The film-making part of it is a tool to bring about a bit of cohesion, a bit of fun, learning new skills, and at the end we’ll have something that we’re all very proud of. We’ll have a three or four-day film shoot and we will put those new skills into practice.
Where do the young people come from?
Yeah, they’re from a wide range of groups. What we want to do is have a mix-up of people, essentially. They’re will be people from a Roma background, some from an African background, but we’ve also people from the Ormeau Road, people from The Markets and people from Donegal Road. We opened the project out to any community group in South Belfast. We weren’t stipulating what background people could come from. There was no prerequisite. It would be good if participants didn’t have experience in film-making therefore we could fill that gap with this course.

Basically, we reached out to a number of charities, to community organisations which work with young people and we said we have a three-month of training scheme using creativity as a tool. And throughout that process we will bring young people together and they will develop new skills as well as form friendships and boost their confidence.
Why the environment as the key starting point?
We decided to look at the environmental question because that’s where the industry is going now. The whole film industry is having to clean up its act and become a lot more environmentally conscious. And if you can have young people trained with that approach in mind, it makes it more appetising to the industry especially if they’ve already got an inbuilt environmental standard within their education.
That is an important point, because there’s people who have been working in the industry their whole lives who don’t have that education.
So Community Arts Partnership and Lamb Films alongside other partners are offering an eco-friendly film making course?
That’s the first part of the project. The second part is that you have writers, Pamela Brown and Tony McCauley, will be coming in to talk to the young people engage with them and extract stories about their lives or about what they think about the environment, or how they think about the community.
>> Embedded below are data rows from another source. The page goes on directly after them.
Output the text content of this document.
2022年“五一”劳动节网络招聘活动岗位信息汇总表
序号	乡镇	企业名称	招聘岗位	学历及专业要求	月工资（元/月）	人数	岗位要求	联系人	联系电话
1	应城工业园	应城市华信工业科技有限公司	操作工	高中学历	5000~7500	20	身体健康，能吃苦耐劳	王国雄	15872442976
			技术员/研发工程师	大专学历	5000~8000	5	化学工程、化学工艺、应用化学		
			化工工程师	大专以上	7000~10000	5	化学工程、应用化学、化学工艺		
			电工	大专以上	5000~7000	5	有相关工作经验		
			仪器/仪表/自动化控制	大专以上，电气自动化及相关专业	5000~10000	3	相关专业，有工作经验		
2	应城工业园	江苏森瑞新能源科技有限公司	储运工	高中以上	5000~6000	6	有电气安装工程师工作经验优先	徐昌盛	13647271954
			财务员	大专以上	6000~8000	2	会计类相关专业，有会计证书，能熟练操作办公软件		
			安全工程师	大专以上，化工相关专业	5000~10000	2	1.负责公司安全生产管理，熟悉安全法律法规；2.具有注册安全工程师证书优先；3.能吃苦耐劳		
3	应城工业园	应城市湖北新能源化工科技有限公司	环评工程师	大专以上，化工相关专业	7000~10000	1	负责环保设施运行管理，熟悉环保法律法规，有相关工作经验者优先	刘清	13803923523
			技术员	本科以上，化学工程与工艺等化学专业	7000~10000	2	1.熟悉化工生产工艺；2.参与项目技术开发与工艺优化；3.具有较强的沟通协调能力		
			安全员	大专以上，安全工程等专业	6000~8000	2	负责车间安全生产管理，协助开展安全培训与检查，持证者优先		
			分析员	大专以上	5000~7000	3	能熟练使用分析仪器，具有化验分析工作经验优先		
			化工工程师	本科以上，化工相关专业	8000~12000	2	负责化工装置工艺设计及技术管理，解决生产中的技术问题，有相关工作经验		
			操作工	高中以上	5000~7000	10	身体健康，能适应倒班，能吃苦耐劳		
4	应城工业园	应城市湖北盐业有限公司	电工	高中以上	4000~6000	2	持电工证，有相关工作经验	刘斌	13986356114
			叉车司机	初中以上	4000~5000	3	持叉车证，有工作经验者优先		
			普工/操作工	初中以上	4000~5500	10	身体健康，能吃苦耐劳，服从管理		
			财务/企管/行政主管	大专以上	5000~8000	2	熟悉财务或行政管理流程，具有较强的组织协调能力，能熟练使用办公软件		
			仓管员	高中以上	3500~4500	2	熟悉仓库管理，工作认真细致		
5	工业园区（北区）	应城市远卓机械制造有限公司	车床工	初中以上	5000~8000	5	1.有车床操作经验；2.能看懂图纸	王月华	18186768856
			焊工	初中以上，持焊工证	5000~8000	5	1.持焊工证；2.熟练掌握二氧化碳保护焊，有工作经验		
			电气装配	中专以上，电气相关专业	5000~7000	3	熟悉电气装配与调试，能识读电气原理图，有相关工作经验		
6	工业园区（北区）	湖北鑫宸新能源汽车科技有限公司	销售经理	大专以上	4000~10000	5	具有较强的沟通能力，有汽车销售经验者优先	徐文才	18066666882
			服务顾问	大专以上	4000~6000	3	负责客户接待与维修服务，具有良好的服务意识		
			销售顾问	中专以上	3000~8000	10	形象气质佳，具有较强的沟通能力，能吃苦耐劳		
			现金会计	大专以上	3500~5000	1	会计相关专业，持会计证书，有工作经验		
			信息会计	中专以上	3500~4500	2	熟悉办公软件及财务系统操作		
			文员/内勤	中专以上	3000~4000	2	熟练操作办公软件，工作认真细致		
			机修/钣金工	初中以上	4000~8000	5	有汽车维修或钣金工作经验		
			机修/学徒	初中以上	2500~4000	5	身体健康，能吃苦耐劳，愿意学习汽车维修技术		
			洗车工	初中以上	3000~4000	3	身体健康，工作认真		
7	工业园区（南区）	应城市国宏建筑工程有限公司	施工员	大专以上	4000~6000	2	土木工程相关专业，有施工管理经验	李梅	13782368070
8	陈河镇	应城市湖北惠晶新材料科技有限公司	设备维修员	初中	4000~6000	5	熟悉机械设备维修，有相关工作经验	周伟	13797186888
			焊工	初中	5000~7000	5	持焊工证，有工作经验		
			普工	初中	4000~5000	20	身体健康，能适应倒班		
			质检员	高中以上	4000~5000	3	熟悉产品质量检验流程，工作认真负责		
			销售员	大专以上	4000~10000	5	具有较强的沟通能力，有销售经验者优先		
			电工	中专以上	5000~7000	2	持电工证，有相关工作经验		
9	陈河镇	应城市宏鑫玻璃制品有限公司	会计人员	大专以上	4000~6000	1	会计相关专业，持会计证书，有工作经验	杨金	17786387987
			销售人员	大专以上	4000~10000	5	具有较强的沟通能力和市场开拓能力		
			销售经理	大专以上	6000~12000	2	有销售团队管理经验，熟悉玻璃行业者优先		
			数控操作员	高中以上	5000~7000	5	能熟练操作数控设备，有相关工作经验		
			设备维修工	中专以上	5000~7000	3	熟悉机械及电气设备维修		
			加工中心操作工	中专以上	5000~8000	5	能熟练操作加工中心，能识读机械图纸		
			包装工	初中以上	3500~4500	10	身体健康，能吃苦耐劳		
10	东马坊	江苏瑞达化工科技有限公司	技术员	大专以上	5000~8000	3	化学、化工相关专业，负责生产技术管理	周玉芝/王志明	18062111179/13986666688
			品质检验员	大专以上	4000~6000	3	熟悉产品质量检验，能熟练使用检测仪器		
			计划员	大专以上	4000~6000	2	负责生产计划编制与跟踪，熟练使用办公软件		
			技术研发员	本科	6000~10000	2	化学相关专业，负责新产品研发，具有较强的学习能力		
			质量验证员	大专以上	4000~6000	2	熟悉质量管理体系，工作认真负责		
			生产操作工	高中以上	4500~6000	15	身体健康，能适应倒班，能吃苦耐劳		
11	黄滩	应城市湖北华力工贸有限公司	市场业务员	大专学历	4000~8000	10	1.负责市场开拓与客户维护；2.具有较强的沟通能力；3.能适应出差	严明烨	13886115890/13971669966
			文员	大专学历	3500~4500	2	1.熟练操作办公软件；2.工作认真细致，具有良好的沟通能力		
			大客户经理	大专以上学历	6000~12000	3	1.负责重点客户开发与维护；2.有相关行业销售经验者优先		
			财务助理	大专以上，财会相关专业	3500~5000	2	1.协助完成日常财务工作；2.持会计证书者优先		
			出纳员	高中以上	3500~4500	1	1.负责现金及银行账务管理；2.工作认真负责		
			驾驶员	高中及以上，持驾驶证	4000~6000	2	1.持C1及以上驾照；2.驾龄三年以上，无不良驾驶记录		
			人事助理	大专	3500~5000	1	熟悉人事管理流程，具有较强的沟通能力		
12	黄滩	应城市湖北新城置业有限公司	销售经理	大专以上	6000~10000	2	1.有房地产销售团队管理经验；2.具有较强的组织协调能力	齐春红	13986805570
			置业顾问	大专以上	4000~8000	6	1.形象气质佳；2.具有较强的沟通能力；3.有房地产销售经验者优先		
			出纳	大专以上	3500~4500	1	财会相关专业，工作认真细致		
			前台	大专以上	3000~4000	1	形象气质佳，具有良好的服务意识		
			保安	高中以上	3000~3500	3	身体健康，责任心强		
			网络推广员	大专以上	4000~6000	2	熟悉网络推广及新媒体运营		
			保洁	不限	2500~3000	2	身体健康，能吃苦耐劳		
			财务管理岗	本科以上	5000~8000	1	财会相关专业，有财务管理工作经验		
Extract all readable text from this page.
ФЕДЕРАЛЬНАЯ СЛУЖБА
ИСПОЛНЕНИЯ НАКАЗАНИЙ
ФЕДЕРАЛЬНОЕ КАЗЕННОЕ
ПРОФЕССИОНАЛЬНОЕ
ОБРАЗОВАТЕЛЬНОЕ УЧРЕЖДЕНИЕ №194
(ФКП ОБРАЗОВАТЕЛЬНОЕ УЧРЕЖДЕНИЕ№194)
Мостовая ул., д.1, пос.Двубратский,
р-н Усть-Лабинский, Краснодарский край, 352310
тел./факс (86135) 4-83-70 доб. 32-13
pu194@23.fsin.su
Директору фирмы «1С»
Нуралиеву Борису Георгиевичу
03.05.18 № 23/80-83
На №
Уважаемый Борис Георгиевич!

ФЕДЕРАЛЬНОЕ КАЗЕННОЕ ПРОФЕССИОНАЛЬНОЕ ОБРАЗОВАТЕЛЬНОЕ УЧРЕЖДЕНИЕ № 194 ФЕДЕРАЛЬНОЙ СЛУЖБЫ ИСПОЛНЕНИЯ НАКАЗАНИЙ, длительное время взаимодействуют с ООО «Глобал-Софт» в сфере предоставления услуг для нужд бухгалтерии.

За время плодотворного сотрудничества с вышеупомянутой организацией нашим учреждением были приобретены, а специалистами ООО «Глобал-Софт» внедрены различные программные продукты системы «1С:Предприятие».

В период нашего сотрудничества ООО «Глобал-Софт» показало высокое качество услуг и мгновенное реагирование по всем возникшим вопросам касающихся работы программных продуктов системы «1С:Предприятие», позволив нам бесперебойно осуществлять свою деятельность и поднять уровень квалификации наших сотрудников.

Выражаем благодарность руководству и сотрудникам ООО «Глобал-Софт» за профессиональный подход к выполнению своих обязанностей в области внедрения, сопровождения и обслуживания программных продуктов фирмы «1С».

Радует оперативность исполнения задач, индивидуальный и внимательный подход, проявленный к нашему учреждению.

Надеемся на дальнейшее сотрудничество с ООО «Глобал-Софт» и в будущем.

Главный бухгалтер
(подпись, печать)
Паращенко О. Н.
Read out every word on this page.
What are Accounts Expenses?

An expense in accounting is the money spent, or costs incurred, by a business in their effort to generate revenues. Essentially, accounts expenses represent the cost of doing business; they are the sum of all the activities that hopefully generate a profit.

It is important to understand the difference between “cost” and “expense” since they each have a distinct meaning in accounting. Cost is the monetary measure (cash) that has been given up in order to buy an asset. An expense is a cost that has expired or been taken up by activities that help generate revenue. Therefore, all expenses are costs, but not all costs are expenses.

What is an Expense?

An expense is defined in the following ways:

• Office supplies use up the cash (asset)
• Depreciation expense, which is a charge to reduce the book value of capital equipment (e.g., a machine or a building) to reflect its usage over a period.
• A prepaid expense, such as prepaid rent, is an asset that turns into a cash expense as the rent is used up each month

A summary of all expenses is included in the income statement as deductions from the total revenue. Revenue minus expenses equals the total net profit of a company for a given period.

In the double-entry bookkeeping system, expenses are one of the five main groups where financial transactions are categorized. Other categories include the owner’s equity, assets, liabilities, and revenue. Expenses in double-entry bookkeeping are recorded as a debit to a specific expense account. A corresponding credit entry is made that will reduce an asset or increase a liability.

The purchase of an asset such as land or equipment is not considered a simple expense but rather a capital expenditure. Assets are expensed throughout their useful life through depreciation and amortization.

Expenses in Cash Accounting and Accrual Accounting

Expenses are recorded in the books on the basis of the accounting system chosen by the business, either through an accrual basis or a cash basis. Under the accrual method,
We want to know about the issues which affect their community, issues which would cause their community harm. They could be environmental, they could be social, they could be political, or it could be about economic issues, although we have found that most of the young people we talk to are concerned about Climate Change.
You think that Climate Change will be a central issue?
Exactly, but we also think that the environment just doesn’t mean carbon emissions. Thinking about the environment also means the community you live in. It means, for example, cleaning up, if people are starting to leave a lot of rubbish all over the place and it’s bringing in rats, it’s about cleaning up that area. Or it might be about cleaning up a nearby beach. It can be about making people more responsible for the area they live in and to take pride in that. And taking pride in your area can improve the area, can improve the lives of the people who are living in it.